Oleh:
Puspo Renan Joyo
Institut Agama Hindu Negeri Tampung Penyang Palangka Raya
pusporenanjoyo@iahntp.ac.id
ABSTRAK
Indonesia adalah negara yang memiliki kompleksitas kebudayaan, dan keragaman
agama. Pada kenyataannya, keragaman agama tidak hanya menghadirkan
keunikan dan kerjasama, tetapi juga konflik keagamaan yang lahir dari sikap
eksklusifisme, radikalisme dan politik identitas. Tulisan ini bertujuan untuk
mengkaji dan mendeskripsikan gagasan non-kekerasan, solidaritas, toleransi dan
kesetaraan yang ada di dalam Bhagavad-gītā. Analisa terhadap kajian ini
menggunakan teori etika global dari pemikiran Hans Kung. Teori ini
berkontribusi dalam melihat pentingnya nilai non-kekerasan, solidaritas, toleransi,
dan kesetaraan dalam mewujudkan perdamaian agama-agama. Hasil dari kajian
ini menunjukkan bahwa Bhagavad-gītā memiliki gagasan penting tentang moral
non-kekerasan sebagai keutamaan dari pengetahuan, sifat mulia, wujud kesadaran
dan pengendalian diri (tapa). Pada aspek solidaritas dan aktualisasi kebenaran,
Bhagavad-gītā menawarkan nilai „Lokasamgraha‟ dan „dharma‟ sebagai basis
moral dalam tindakan sosial. Berkaitan dengan dialektika toleransi dan
kesetaraan, secara implisit, hal ini digambarkan dengan kemerdekaan dalam
pilihan iman bagi setiap individu, dimana pada wilayah isoterik keragaman itu
melebur dalam kualitas yang serupa, kemanunggalan. Pada akhirnya, hasil kajian
ini diharapkan menjadi referensi dalam wacana perdamaian agama di Indonesia.
Kata kunci: Bhagavad-gītā, etika global
I. PENDAHULUAN
Negara Indonesia di bangun dari lapisan keragaman yang kompleks.
Kompleksitas itu tampak dalam corak primordial atau unsur-unsur kebudayaan
yang membentuknya, antara lain bahasa, sistem pengetahuan, sistem
kemasyarakatan atau organisasi sosial, sistem peralatan hidup dan teknologi,
sistem mata pencaharian hidup, sistem religi dan kesenian [1]. Mengacu pada
Furnivall, maka secara sosiologis masyarakat Indonesia adalah plural, yakni,
“comprising two or more elements or social orders, which live side by side, yet
without mingling, in one political unit” [2]. Dalam perjalanannya, dinamika
puralitas tidak hanya menampilkan nilai-nilai kerjasama, harmoni dan unique,
tetapi juga konflik.

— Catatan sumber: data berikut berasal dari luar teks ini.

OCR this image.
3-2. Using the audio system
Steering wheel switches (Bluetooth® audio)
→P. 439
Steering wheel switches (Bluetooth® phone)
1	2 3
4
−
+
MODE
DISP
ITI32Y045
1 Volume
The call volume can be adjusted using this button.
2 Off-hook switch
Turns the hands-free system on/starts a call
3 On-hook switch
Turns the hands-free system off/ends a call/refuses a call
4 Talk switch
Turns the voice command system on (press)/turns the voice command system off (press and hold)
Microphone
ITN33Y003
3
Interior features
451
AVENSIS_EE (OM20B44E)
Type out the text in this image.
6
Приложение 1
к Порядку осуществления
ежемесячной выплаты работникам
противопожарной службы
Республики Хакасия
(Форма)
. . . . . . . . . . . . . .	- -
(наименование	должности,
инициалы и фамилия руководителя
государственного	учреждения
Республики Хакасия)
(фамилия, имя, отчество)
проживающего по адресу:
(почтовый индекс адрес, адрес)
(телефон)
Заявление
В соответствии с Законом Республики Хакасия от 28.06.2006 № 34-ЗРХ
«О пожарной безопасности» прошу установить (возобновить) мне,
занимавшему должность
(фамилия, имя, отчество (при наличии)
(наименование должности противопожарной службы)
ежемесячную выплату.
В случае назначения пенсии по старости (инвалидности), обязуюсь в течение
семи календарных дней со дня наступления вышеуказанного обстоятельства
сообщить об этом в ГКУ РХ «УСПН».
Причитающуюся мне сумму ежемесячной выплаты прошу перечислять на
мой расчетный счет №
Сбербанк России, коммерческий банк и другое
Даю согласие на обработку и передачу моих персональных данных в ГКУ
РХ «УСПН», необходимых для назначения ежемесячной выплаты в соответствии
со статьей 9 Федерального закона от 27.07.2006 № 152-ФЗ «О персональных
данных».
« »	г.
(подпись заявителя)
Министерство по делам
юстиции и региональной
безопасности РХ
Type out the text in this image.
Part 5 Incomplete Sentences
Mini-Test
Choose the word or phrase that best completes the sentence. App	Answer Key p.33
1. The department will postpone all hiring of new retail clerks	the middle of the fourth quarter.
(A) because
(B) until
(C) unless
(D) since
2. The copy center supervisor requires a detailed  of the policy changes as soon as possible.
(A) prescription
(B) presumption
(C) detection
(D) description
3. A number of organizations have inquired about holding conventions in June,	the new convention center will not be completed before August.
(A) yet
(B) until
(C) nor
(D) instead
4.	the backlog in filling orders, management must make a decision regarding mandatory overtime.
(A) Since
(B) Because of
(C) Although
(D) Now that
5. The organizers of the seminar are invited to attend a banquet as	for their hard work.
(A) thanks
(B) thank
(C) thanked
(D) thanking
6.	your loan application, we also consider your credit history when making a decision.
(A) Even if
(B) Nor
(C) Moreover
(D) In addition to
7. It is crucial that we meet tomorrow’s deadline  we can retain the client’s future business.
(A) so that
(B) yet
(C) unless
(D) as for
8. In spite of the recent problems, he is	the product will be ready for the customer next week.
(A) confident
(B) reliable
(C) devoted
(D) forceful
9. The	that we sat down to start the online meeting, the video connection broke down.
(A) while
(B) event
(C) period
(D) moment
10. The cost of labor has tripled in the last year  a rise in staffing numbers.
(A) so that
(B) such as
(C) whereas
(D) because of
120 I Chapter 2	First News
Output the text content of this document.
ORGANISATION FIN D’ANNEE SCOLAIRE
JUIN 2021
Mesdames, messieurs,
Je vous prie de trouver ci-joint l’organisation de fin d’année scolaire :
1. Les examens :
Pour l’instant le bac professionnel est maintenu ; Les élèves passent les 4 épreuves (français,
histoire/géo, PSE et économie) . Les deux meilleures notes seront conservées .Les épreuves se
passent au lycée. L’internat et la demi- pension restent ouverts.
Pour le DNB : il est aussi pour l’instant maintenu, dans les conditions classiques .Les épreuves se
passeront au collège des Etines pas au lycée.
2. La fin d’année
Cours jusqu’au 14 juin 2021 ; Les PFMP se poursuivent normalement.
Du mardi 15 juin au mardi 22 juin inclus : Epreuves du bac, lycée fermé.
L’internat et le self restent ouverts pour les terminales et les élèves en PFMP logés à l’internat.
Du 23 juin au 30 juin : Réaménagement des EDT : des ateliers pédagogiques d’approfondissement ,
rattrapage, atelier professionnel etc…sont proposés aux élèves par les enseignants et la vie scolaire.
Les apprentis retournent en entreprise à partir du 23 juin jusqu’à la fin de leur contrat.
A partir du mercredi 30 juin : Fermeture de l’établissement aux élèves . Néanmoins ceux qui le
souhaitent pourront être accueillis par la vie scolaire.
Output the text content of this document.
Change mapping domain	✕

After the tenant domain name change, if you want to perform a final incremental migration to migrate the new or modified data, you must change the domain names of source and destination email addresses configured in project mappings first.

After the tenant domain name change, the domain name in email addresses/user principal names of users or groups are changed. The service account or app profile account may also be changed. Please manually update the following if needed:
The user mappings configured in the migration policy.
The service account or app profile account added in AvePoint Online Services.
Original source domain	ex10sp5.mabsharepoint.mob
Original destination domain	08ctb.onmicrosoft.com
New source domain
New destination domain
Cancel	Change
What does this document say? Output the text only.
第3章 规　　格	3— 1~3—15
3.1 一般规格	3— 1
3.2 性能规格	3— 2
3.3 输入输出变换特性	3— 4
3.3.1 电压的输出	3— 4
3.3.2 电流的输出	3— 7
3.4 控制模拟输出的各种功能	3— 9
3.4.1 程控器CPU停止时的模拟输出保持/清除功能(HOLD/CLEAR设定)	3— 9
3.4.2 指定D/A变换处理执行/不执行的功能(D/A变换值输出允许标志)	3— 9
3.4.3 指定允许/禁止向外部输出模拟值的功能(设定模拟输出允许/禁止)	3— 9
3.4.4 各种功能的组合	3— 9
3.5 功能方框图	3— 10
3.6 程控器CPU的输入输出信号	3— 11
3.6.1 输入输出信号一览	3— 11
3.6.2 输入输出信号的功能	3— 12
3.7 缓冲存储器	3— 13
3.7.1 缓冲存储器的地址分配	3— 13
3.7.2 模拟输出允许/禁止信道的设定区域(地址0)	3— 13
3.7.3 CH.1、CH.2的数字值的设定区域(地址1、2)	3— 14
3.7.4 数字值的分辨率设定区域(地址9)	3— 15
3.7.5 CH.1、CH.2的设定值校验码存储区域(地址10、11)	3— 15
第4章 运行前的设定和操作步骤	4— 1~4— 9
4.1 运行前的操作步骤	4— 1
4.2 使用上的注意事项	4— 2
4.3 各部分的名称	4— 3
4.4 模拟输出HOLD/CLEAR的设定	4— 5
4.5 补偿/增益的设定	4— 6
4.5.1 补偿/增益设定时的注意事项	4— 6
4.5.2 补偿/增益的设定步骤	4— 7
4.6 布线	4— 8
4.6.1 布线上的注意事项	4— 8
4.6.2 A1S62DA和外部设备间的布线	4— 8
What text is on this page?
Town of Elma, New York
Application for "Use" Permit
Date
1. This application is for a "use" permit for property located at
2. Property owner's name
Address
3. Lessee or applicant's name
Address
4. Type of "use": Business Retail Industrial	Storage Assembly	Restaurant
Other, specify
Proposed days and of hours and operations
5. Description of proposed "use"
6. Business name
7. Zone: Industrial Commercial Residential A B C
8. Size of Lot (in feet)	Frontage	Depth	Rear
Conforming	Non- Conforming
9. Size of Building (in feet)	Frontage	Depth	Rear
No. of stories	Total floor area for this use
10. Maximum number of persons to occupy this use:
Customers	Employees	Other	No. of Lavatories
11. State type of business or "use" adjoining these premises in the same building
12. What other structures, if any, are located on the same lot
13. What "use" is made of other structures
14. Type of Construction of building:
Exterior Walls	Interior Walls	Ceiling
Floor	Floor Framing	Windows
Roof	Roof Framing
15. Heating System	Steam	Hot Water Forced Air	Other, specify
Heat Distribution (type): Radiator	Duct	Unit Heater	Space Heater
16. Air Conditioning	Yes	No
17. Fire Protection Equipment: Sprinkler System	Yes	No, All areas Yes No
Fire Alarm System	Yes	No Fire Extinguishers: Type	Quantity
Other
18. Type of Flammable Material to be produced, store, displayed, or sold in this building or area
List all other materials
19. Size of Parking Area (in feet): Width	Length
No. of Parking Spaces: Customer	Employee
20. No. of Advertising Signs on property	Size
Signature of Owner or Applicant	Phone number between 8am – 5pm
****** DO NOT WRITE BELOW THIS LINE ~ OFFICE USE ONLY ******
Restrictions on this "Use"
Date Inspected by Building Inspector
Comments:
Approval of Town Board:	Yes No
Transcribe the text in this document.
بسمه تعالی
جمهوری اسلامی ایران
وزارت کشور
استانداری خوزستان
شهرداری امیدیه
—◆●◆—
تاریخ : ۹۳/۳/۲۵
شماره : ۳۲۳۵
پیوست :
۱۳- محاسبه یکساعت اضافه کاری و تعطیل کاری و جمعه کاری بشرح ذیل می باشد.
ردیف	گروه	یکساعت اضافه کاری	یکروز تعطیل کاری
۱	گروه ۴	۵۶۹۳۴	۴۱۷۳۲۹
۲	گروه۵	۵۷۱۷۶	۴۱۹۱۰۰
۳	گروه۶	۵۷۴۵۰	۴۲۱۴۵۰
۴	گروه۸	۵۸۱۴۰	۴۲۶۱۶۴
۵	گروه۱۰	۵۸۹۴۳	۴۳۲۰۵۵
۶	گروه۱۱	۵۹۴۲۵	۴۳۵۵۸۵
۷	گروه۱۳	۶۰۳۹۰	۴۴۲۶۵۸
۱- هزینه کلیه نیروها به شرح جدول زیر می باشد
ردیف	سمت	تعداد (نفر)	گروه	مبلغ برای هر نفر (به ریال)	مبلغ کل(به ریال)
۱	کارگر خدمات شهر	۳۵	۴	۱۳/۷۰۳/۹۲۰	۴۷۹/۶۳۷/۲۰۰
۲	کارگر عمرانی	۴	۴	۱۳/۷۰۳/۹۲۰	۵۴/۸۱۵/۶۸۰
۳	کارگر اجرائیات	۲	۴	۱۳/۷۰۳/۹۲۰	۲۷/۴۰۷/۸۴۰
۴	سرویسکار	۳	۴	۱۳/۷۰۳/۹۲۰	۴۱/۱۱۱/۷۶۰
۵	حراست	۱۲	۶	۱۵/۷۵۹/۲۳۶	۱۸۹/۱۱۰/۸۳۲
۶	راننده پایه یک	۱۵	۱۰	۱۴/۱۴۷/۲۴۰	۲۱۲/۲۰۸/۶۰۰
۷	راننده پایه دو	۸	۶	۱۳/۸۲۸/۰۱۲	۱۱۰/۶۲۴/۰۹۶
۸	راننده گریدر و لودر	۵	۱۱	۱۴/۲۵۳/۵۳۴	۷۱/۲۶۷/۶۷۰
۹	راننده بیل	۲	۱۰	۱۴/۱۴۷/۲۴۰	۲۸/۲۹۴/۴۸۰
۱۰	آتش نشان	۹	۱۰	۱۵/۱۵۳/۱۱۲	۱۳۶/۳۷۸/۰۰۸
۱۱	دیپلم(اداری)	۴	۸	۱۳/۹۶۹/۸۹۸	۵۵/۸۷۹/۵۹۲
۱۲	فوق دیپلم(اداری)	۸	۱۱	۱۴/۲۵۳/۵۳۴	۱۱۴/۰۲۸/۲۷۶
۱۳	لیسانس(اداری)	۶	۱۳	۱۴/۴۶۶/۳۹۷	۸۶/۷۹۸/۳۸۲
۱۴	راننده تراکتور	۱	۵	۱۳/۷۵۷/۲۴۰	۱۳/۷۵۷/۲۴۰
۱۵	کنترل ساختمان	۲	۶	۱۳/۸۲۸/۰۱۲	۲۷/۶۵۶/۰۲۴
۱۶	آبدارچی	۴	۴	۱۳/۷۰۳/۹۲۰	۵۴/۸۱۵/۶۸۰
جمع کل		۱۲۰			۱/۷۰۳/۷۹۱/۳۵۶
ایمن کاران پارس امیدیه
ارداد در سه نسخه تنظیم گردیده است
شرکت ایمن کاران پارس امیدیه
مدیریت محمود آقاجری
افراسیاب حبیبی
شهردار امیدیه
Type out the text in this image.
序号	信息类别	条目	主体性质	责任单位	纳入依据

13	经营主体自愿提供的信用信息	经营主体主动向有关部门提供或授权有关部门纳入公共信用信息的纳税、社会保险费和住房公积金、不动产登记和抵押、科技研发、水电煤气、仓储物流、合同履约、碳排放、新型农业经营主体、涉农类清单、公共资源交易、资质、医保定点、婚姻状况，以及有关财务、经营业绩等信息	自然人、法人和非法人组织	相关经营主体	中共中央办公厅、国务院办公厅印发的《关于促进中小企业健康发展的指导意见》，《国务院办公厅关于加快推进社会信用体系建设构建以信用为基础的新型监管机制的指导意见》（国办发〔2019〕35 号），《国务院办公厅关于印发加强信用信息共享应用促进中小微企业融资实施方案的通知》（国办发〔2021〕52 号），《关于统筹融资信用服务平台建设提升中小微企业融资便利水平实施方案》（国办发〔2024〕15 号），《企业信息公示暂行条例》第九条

Pluralitas agama dalam konstelasi wacana kerukunan
beragama di Indonesia menjadi salah satu isu yang paling menyita perhatiaan dan
energi, setidaknya dalam tiga dasawarsa terakhir.
Gagasan ideal agama sebagai sumber nilai moralitas, spiritualitas, dan
perdamaian belum terdefinisikan dengan semestinya pada ranah praksis [3], [4],
tetapi sebaliknya justru acap tertuduh sebagai pemantik pertikaian dan kekerasan.
Sejarah mencatat, Indonesia memiliki kenangan traumatik mengenai hal ini [5]–
[7], demikian pula dalam skala global, Mark Juergensmeyer dalam risetnya yang
mendalam dan kemudian dibukukan dalam sebuah judul “Terror in the Mind of
God: The Global Rise of Religious Violence” tidak hanya mengisahkan rentetan
peristiwa kekerasan dari agama-agama besar dunia atau catatan kekerasan yang
berlatar belakang agama, namun juga mengungkap bagaimana aksi-aksi publik
abad ini, dimana agama turut memberi motivasi, justifikasi, organisasi dan
pandangan dunianya [8].
Fakta dari konflik-konflik primordial yang ada, khususnya konflik agama,
telah menunjukkan bahwa kerukunan agama masih dalam tantangan besar.
Dengan demikian, wacana terhadap kerukunan beragama sangat relevan dan harus
didengungkan secara masif. Kajian akademik yang bersifat eksploratif terhadap
nilai-nilai etik dan universal agama-agama memiliki urgensi dalam memberikan
kontribusi terhadap literasi publik tentang perdamaian. Kemajuan ilmu
pengetahuan dan teknologi berangsur telah mengubah peradaban manusia pada
satu tatanan hidup bersama yang menyaratkan adanya kolaborasi, kebersamaan
dan kerjasama. Sekat primordial, ruang dan waktu telah semakin memudar.
Manusia semakin tidak berjarak dan seolah berada dalam satu „kampung‟ yang
sama (global village) [9], [10]. Peradaban ini memerlukan kesadaran kolektif,
dimana perjumpaan manusia dengan segala kompleksitas kehidupannya, menuntut
cara berpikir yang lebih terbuka, inklusif, memiliki cita-cita perdamaian, toleransi,
etika universal, prinsip pluralisme social, dan persaudaraan umat manusia [11].
Tulisan ini bertujuan untuk mengkaji dan mengeksplorasi gagasan non-
kekerasan, solidaritas, toleransi dan kesetaraan yang ada di dalam Bhagavad-gītā
dalam telaah etika global Hans Kung. Hasil kajian ini diharapkan memiliki
kontribusi dalam mewujudkan kerukunan beragama di Indonesia, khususnya.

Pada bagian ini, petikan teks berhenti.